Przyznaje, że bardzo ucieszył się ze środowego przekazu ministra zdrowia Adama Niedzielskiego i konsultant krajowej w dziedzinie medycyny rodzinnej prof. Agnieszki Mastalerz-Migas.
- Mówię o tym od miesięcy. Trzeba wymagać od lekarzy POZ, aby leczyli pacjentów, aby przyjeżdżali do nich do domów i badali ich. Taka opieka powinna być podstawą walki z epidemią. Badając pacjentów od samego początku choroby możemy zmniejszyć śmiertelność z powodu COVID-19 pięciokrotnie.
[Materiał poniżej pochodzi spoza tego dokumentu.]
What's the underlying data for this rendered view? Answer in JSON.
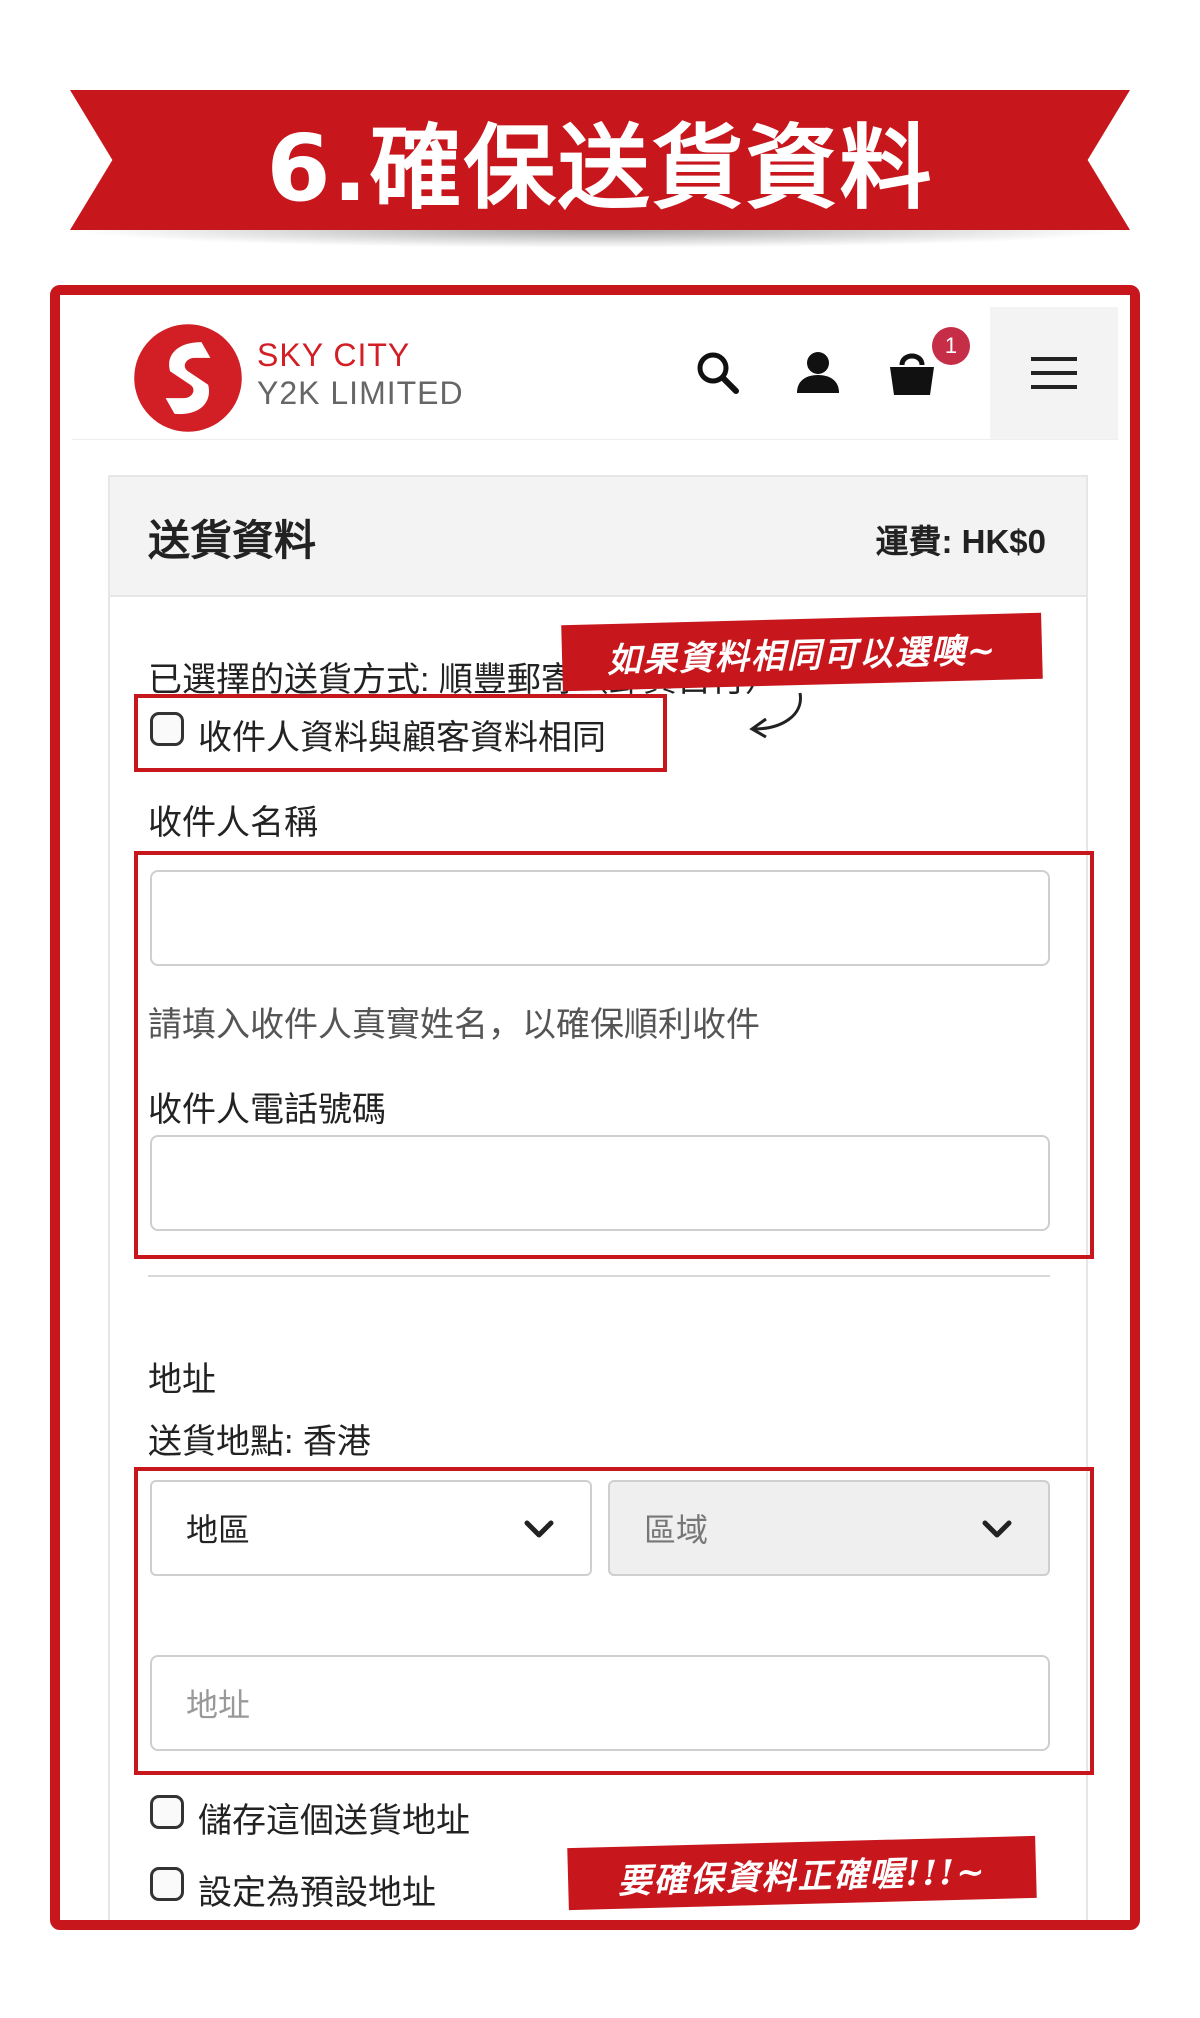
{
  "banner": {
    "title": "6.確保送貨資料"
  },
  "header": {
    "logo_line1": "SKY CITY",
    "logo_line2": "Y2K LIMITED",
    "cart_count": "1",
    "icons": [
      "search-icon",
      "user-icon",
      "bag-icon",
      "hamburger-menu-icon"
    ]
  },
  "card": {
    "title": "送貨資料",
    "shipping_fee": "運費: HK$0",
    "selected_method": "已選擇的送貨方式: 順豐郵寄（郵費自付）",
    "same_as_customer_label": "收件人資料與顧客資料相同",
    "recipient_name_label": "收件人名稱",
    "recipient_name_value": "",
    "recipient_name_hint": "請填入收件人真實姓名，以確保順利收件",
    "recipient_phone_label": "收件人電話號碼",
    "recipient_phone_value": "",
    "address_label": "地址",
    "delivery_location": "送貨地點: 香港",
    "district_select": "地區",
    "area_select": "區域",
    "address_placeholder": "地址",
    "save_address_label": "儲存這個送貨地址",
    "set_default_label": "設定為預設地址"
  },
  "annotations": {
    "note_same_info": "如果資料相同可以選噢~",
    "note_confirm": "要確保資料正確喔!!!~"
  },
  "colors": {
    "accent": "#c8161d",
    "badge": "#c62d47",
    "header_bg": "#f3f3f3"
  }
}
To są fakty - argumentuje prof. Kuna.
Dodaje, że przy jego klinice w Łodzi również działa POZ i pracujący w nim lekarze od początku epidemii badają stacjonarnie pacjentów z pozytywnymi wynikami testów.
- I ci ludzie nie umierają na COVID-19. Nie rozumiem, czemu inni lekarze z POZ mieliby tego nie robić. Część robi i chwała im za to, a na resztę musi wpłynąć NFZ. To konieczność. Tak jak i wytłumaczenie lekarzom rodzinnym, że nie powinno się podawać - co do zasady, bo są wyjątki - antybiotyków od początku terapii na COVID-19. To błąd w sztuce - ocenia prof. Kuna.
Jego zdaniem sprawna opieka domowa zdecydowanie ograniczyłaby nie tylko zgony na COVID-19, ale i liczbę hospitalizacji.
"Do pandemii trzeba podejść pragmatycznie"
- Nie fetyszyzujmy liczby wykonywanych testów. Te miliony badań dziennie robione w wielu państwach to masochizm. One niczego nie mówią, bo zdecydowania większość tych osób nie jest chora. To nosiciele wirusa - wyjaśnia prof. Kuna.
- Nie poradzimy sobie z tą epidemią, jeżeli nie podejdziemy do niej pragmatycznie. Nie da się przy takich liczbach zakażeń utrzymać powszechnego obowiązku izolacji i kwarantanny. Powinno się izolować osoby realnie chore, z objawami oraz po badaniu określającym dany stan kliniczny. Czyli chorych, a nie zakażonych - wyjaśnił.